Les membres ont pris note et se sont déclarés satisfaits des mesures de réforme économique et d'ouverture du marché prises par la République de Corée ces dernières années, notamment dans les domaines de la réduction des droits de douane, de la déréglementation interne et de la libéralisation du régime d'investissement. Ils ont jugé important que la Corée prenne de nouvelles mesures pour améliorer l'accès au marché, rendre ses pratiques commerciales plus prévisibles, plus transparentes et plus stables et harmoniser ses régimes réglementaire et administratif avec les objectifs déclarés d'une libéralisation et d'une ouverture plus grandes.

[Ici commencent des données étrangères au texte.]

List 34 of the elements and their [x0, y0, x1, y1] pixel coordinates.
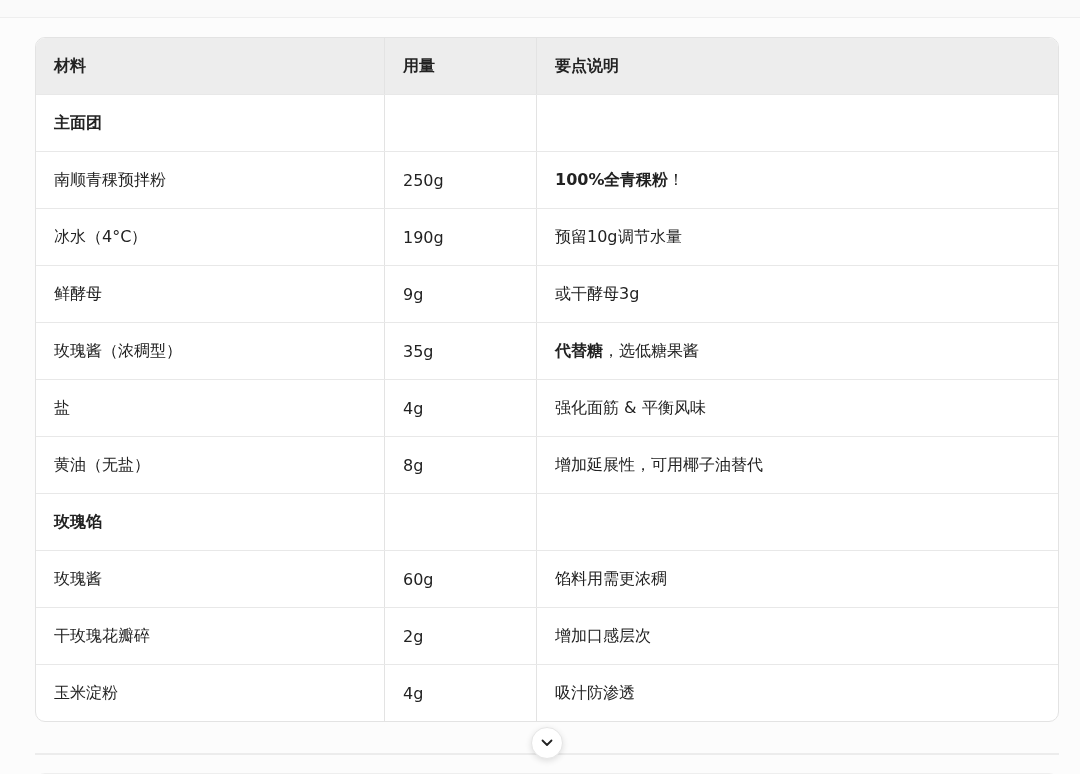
table-cell: 鲜酵母	[54, 283, 102, 305]
table-cell: 8g	[403, 455, 424, 475]
table-cell: 预留10g调节水量	[555, 226, 682, 248]
table-cell: 南顺青稞预拌粉	[54, 169, 166, 191]
table-cell: 4g	[403, 683, 424, 703]
column-header: 要点说明	[554, 54, 620, 77]
table-cell: 增加延展性，可用椰子油替代	[555, 454, 763, 476]
table-cell: 黄油（无盐）	[54, 454, 150, 476]
section-heading: 主面团	[54, 112, 102, 134]
table-cell: 250g	[403, 170, 444, 190]
expand-button[interactable]	[531, 727, 563, 759]
table-cell: 玉米淀粉	[54, 682, 118, 704]
table-cell: 2g	[403, 626, 424, 646]
table-cell: 干玫瑰花瓣碎	[54, 625, 150, 647]
table-cell: 强化面筋 & 平衡风味	[555, 397, 706, 419]
table-cell: 馅料用需更浓稠	[555, 568, 667, 590]
table-cell: 冰水（4°C）	[54, 226, 148, 248]
table-cell: 玫瑰酱（浓稠型）	[54, 340, 182, 362]
table-cell: 100%全青稞粉！	[555, 169, 685, 191]
table-cell: 盐	[54, 397, 70, 419]
table-cell: 190g	[403, 227, 444, 247]
table-cell: 9g	[403, 284, 424, 304]
table-cell: 35g	[403, 341, 434, 361]
table-cell: 玫瑰酱	[54, 568, 102, 590]
column-header: 材料	[36, 38, 385, 94]
table-cell: 吸汁防渗透	[555, 682, 635, 704]
table-cell: 4g	[403, 398, 424, 418]
table-cell: 60g	[403, 569, 434, 589]
table-cell: 增加口感层次	[555, 625, 651, 647]
section-heading: 玫瑰馅	[54, 511, 102, 533]
table-cell: 或干酵母3g	[555, 283, 640, 305]
table-cell: 代替糖，选低糖果酱	[555, 340, 699, 362]
chevron-down-icon	[541, 739, 553, 747]
column-header: 用量	[385, 38, 537, 94]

Ils ont souligné en particulier la nécessité d'améliorer l'accès au secteur agricole et de poursuivre la libéralisation dans divers secteurs de services. Dans l'ensemble, ils ont vivement encouragé la Corée à poursuivre et à accélérer le processus de réforme dans tous les domaines économiques ainsi qu'à être prête à assumer dans le cadre de l'OMC des responsabilités pleinement à la mesure de la vigueur et du dynamisme de son économie.

Nous croyons savoir que la Corée communiquera de nouvelles réponses écrites à certaines questions détaillées et nous espérons recevoir ces réponses en temps voulu.